Five ASCII data sets containing the supplemental top-coded values for the 2007 survey year are included in the compressed data file (INCIMPS.EXE), which can be downloaded via the Datasets link below. For analyses involving other previously released variables in addition to family income or personal earnings, each set of values from the supplemental imputed family income and personal earnings files can be merged with other data from the 2007 NHIS to create a single completed data set. The imputed values on the supplemental imputed family income and personal earnings files were imputed using multiple imputation, a technique that allows analysts to incorporate the extra variability due to imputation into their analyses. For more information about the correct analysis of multiple imputed data, please refer to the 2007 Imputed Family Income/Personal Earnings Files.

The Dataset Documentation link below opens to a document containing both the file layout description and the frequency counts (in the last page) of selected variables (survey year, imputation number, top-coding flags) for the 2007 survey year. A sample SAS program which can be used to create SAS datasets for each of the 5 supplemental imputed family income and personal earnings data files is available from the Sample SAS Input Program link below. Users are also encouraged to check the NHIS website for updates and to subscribe to the NHIS Listserv to receive notices of any corrections/updates.

For the 2007 NHIS Family File, an error in the variable RAT_CAT3 was discovered after the data file was released. RAT_CAT3 is a recoded poverty ratio variable which is created from several different variables. When the size of the family was 2 or less and the family’s income was at least $35,000 but was less than $50,000, RAT_CAT3 should have been set to “99 Unknown”. However, in the released 2007 NHIS Family File, these families actually have a RAT_CAT3 value equal to “17 2.00 – 3.99 (no further detail)”. This data release, which consists of several components, corrects this error.
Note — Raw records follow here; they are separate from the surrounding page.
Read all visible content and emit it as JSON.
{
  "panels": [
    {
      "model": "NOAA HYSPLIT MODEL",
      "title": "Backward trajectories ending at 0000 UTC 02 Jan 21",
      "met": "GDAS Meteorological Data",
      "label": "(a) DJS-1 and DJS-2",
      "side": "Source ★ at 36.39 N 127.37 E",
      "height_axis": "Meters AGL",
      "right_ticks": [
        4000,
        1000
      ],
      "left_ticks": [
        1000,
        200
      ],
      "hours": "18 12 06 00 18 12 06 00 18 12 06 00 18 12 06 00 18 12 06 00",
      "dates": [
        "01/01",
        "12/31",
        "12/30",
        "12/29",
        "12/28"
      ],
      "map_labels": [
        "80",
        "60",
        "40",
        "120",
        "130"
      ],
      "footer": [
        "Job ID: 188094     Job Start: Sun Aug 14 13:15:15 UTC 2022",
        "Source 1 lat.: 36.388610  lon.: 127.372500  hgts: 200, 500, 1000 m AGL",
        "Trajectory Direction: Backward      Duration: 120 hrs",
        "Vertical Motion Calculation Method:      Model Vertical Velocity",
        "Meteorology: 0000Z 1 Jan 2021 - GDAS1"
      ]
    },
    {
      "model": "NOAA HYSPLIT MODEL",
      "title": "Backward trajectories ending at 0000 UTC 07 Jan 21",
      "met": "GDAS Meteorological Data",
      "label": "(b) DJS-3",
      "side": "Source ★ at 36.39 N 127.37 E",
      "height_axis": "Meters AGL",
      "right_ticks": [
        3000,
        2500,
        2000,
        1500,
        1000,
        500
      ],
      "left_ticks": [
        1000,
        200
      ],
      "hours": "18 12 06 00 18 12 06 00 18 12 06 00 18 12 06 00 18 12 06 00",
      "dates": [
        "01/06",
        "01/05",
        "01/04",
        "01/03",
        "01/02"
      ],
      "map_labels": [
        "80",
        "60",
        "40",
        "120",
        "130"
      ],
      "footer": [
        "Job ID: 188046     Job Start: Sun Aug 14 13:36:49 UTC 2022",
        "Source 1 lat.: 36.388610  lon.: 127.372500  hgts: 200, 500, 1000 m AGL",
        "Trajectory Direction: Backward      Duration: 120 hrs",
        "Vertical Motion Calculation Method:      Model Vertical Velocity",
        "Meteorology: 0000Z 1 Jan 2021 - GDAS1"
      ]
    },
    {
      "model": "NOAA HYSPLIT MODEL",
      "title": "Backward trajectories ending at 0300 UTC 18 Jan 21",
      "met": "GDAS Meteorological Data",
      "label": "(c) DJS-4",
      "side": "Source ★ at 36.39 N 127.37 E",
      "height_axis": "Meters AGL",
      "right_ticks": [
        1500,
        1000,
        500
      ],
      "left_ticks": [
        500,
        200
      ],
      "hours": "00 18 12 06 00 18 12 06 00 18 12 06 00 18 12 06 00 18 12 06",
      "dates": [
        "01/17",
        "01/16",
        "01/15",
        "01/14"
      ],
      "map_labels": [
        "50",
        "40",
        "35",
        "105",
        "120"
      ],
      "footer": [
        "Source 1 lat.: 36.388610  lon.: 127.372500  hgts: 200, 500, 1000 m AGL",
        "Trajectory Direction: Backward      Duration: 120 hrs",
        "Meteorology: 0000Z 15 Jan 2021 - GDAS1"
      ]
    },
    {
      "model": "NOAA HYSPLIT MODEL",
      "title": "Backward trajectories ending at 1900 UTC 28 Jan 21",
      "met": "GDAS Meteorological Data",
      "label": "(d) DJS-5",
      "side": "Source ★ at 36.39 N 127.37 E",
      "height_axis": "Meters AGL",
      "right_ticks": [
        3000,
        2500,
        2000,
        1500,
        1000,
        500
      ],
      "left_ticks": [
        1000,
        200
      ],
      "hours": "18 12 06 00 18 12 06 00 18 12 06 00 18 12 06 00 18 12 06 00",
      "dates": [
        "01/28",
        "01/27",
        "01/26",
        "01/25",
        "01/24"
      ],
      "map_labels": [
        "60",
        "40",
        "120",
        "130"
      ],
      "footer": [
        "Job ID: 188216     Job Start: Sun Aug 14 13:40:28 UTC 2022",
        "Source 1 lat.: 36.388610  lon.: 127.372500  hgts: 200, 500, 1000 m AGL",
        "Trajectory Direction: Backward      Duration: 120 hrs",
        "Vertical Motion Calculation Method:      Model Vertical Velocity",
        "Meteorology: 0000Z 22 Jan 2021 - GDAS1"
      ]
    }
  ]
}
Listed below are links for a revised ASCII file, a SAS program which can be used to create a SAS dataset, and frequency counts for the modified RAT_CAT3 variable. Data users should note that the revised ASCII file only contains the following variables: survey year, household number, family number, and the modified RAT_CAT3 variable. This allows the information contained in the revised ASCII file to be merged with the data from the previously released family file. Data users should also note that the previously released 2007 Imputed Family Income/Personal Earnings files are not affected by this change.